California lawmaker aims to cap number of single-family homes corporations can buy
California's housing-crisis crackdown includes a stunning new look at just how many homes in your neighborhood are owned by Wall Street companies.
Investment companies started buying up California homes when the foreclosure crisis hit. Now, one company owns so many, a Sacramento man made a map to show the impact.
Ryan Lundquist is a Sacramento real estate analyst and appraiser who found that the Texas-based company Invitation Homes owns 11,000 homes in California and nearly 2,000 in Sacramento.
"So here's Natomas right here, there's all these properties," Lundquist said. "Here's South Sac. All these dots represent where the company owns. Pretty wild."
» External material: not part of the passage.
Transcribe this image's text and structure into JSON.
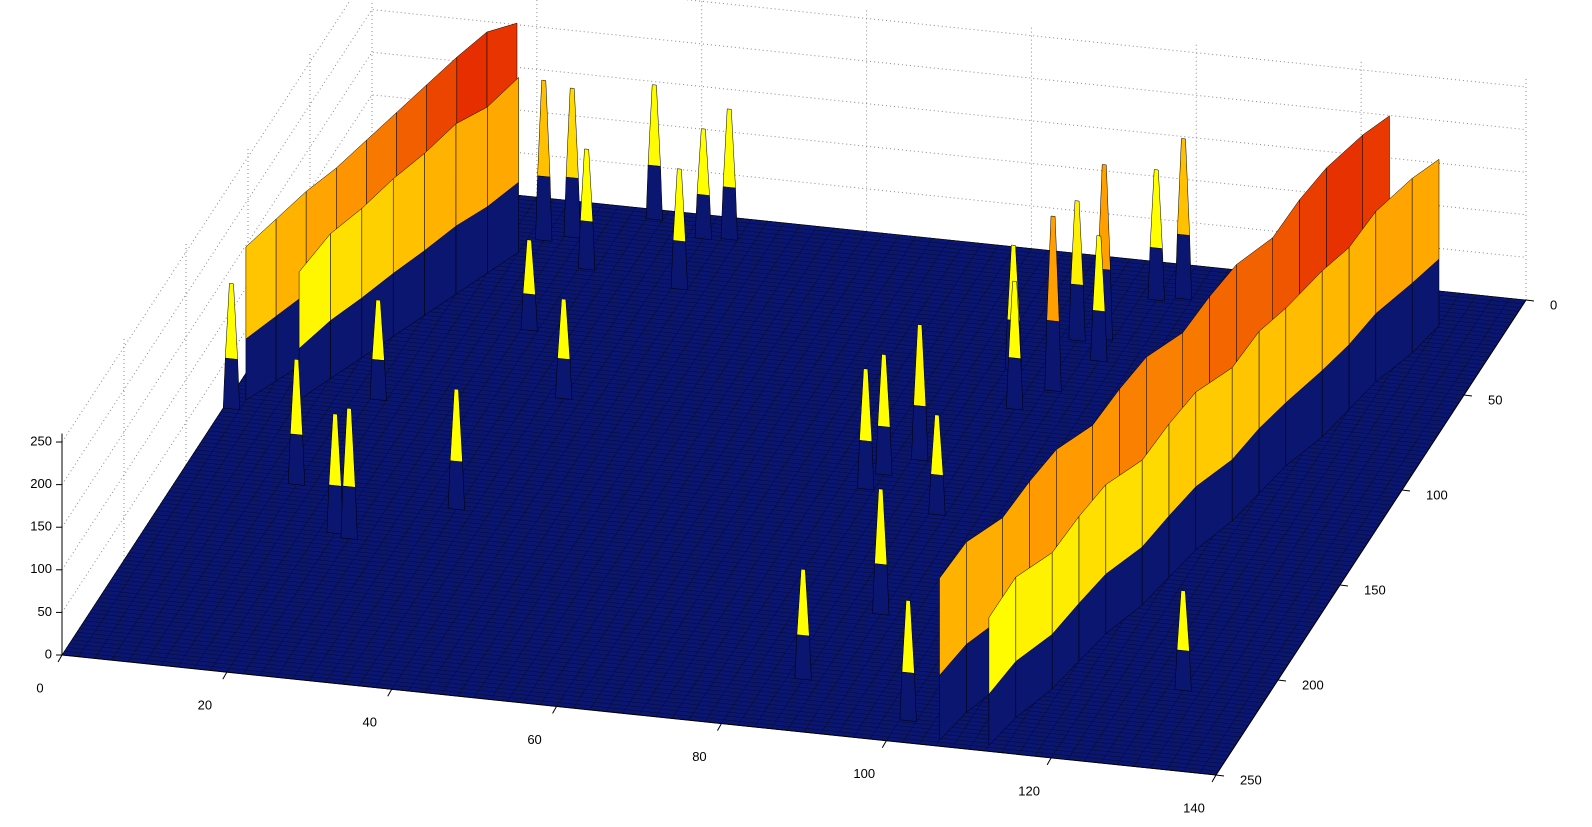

The reads it's the nation's largest single-family leasing and management company.
"This is a really hot issue," Lundquist said.
Now, California Democratic Assemblymember Alex Lee wants to cap the number of single-family homes corporations can buy in California, arguing the investment companies are preventing local families from attaining home-ownership opportunities.
"I would say it's housing-crisis profiteering," Lee said. "So as we produce more housing, we don't want the market to be eliminated or narrowed because of those corporate actors."
A spokesperson for Invitation Homes responded to Lee's legislation.
"This is a tired narrative that lawmakers often promote that distracts from the real causes of high housing costs in markets like California," the spokesperson said in a statement.
In 2024, the company paid $2 million in a settlement after the California attorney general sued Invitation Homes for price gouging.
Lee's proposed law passed through the Assembly and heads to the Senate judiciary committee next.